Ovechkin played in the team’s 3-0 win over the Devils on Friday night, picking up two assists and recording a plus-3. He has logged less than 20 minutes in seven of the Capitals’ last 11 games, an uncharacteristically low amount of ice time over that span given the context of his six-year NHL career.

When Ovechkin is ready to return, the Caps know he will be slotted in on the left side of their top line. In the meantime, Boudreau has a chance to audition some other players as the playoffs draw near.

“It’s the same as Nicky [Backstrom] being out,” says Boudreau. “When he comes back, you know where he is going to end up. Sometimes you can find pleasant surprises. An example, Marcus [Johansson] playing with Ovi while Nicky was out did remarkably well. So it might be something that we keep together and Nicky can play with [Alexander] Semin. It gives us options.

“We will find things that maybe we haven’t done before on that left side, that somebody might come back and excel at it. Brooks [Laich], if we put him back at left wing, might come back and be really solid at that position with Mike Knuble or with Semin and Nicky, a combination that we haven’t used all year.”

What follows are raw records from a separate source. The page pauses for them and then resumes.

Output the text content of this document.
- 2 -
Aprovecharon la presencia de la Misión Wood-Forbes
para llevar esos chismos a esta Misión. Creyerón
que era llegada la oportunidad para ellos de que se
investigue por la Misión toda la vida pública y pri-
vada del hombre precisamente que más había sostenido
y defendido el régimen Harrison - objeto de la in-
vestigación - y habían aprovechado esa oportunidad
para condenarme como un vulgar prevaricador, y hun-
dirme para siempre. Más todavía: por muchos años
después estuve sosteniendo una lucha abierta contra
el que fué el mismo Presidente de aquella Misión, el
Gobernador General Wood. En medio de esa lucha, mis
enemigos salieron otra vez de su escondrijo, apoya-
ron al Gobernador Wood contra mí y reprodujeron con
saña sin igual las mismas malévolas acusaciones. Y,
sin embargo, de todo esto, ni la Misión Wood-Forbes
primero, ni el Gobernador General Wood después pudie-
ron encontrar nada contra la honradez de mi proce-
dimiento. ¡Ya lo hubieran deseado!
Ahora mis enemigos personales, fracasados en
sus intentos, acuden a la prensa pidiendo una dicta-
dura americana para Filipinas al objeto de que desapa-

Besides Laich, the Capitals have veterans Marco Sturm, Jason Chimera and D.J. King on the left side. Matt Hendricks has also played the left wing for most of this season, and Semin is a left wing by trade even though he is a right-handed shot and has spent the better part of the last few seasons skating the right side.

Despite fighting through his ailment, Ovechkin was also hitting his stride on the ice of late. He has at least a point in 14 of his last 16 games, and has totaled eight goals and 21 points during that span. Ovechkin is a plus-7 in those last 16 games.

The Capitals posted a 13-3 record during those 16 games. Ovechkin’s ice time was down and his production was up during most of that stretch, so a late-season break to heal his body might bring the Washington winger back stronger than before.

“We don’t want to be experimenting at the end of March,” says Boudreau, “but it will give us a chance to see some new possibilities. And it gives somebody else a chance to play valuable minutes. Someone who is playing 12 minutes a game might be able to jump up to 18 minutes a game because of his absence.”

Ovechkin’s absence from the lineup leaves Washington with just four players who have played in all of the team’s games this season: forwards Brooks Laich and Jason Chimera and defensive duo Karl Alzner and John Carlson.